8.0 Accessing and correcting your information

You may request access to, or correction of, the personal information we hold about you. There are limited grounds under the Privacy Act 2020 on which we may refuse a request (for example, where release would breach legal professional privilege or unreasonably disclose another person’s affairs). If we are unable to satisfy your request, we will explain why. We may charge reasonable costs for providing access where permitted by law, and we will tell you in advance if a charge will apply.

9.0 Privacy breaches

If we become aware of a suspected privacy breach, we will take steps to contain it, assess the risks, and remediate issues.

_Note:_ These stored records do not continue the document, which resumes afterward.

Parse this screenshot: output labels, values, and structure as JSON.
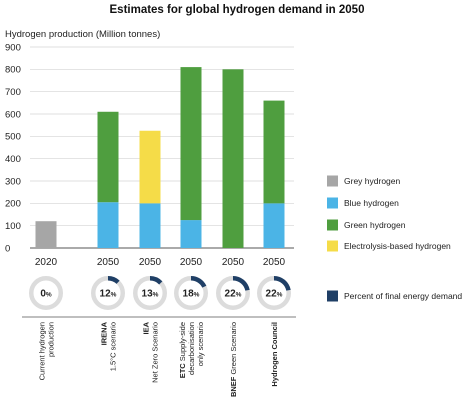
{
  "chart_data": {
    "type": "bar",
    "stacked": true,
    "title": "Estimates for global hydrogen demand in 2050",
    "ylabel": "Hydrogen production (Million tonnes)",
    "ylim": [
      0,
      900
    ],
    "yticks": [
      "0",
      "100",
      "200",
      "300",
      "400",
      "500",
      "600",
      "700",
      "800",
      "900"
    ],
    "grid": true,
    "legend_position": "right",
    "categories": [
      {
        "year": "2020",
        "source_line1": "Current hydrogen",
        "source_line2": "production",
        "bold_part": ""
      },
      {
        "year": "2050",
        "source_line1": "IRENA",
        "source_line2": "1.5°C scenario",
        "bold_part": "first"
      },
      {
        "year": "2050",
        "source_line1": "IEA",
        "source_line2": "Net Zero Scenario",
        "bold_part": "first"
      },
      {
        "year": "2050",
        "source_line1": "ETC Supply-side",
        "source_line2": "decarbonisation",
        "source_line3": "only scenario",
        "bold_part": "word"
      },
      {
        "year": "2050",
        "source_line1": "BNEF Green Scenario",
        "source_line2": "",
        "bold_part": "word"
      },
      {
        "year": "2050",
        "source_line1": "Hydrogen Council",
        "source_line2": "",
        "bold_part": "first"
      }
    ],
    "series": [
      {
        "name": "Grey hydrogen",
        "color": "#a6a6a6",
        "values": [
          120,
          0,
          0,
          0,
          0,
          0
        ]
      },
      {
        "name": "Blue hydrogen",
        "color": "#4bb4e6",
        "values": [
          0,
          205,
          200,
          125,
          0,
          200
        ]
      },
      {
        "name": "Green hydrogen",
        "color": "#4f9e3f",
        "values": [
          0,
          405,
          0,
          685,
          800,
          460
        ]
      },
      {
        "name": "Electrolysis-based hydrogen",
        "color": "#f5dc48",
        "values": [
          0,
          0,
          325,
          0,
          0,
          0
        ]
      }
    ],
    "percent_final_energy_demand": {
      "label": "Percent of final energy demand",
      "color": "#1f3f66",
      "values": [
        0,
        12,
        13,
        18,
        22,
        22
      ]
    }
  }
}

Where required, we will notify the Office of the Privacy Commissioner and affected individuals.

10.0 Complaints

If you have questions, want to make an access/correction request, or have a complaint about how we handle personal information, please contact us at info@solomons.nz or 03 477 8574.  If you are not satisfied with our response, you can also complain to the Office of the Privacy Commissioner (see www.privacy.org.nz).

11.0 Changes to this Privacy Policy

We may update this Privacy Policy from time to time by publishing an updated version. The updated policy will apply to personal information we already hold as well as information collected after the update.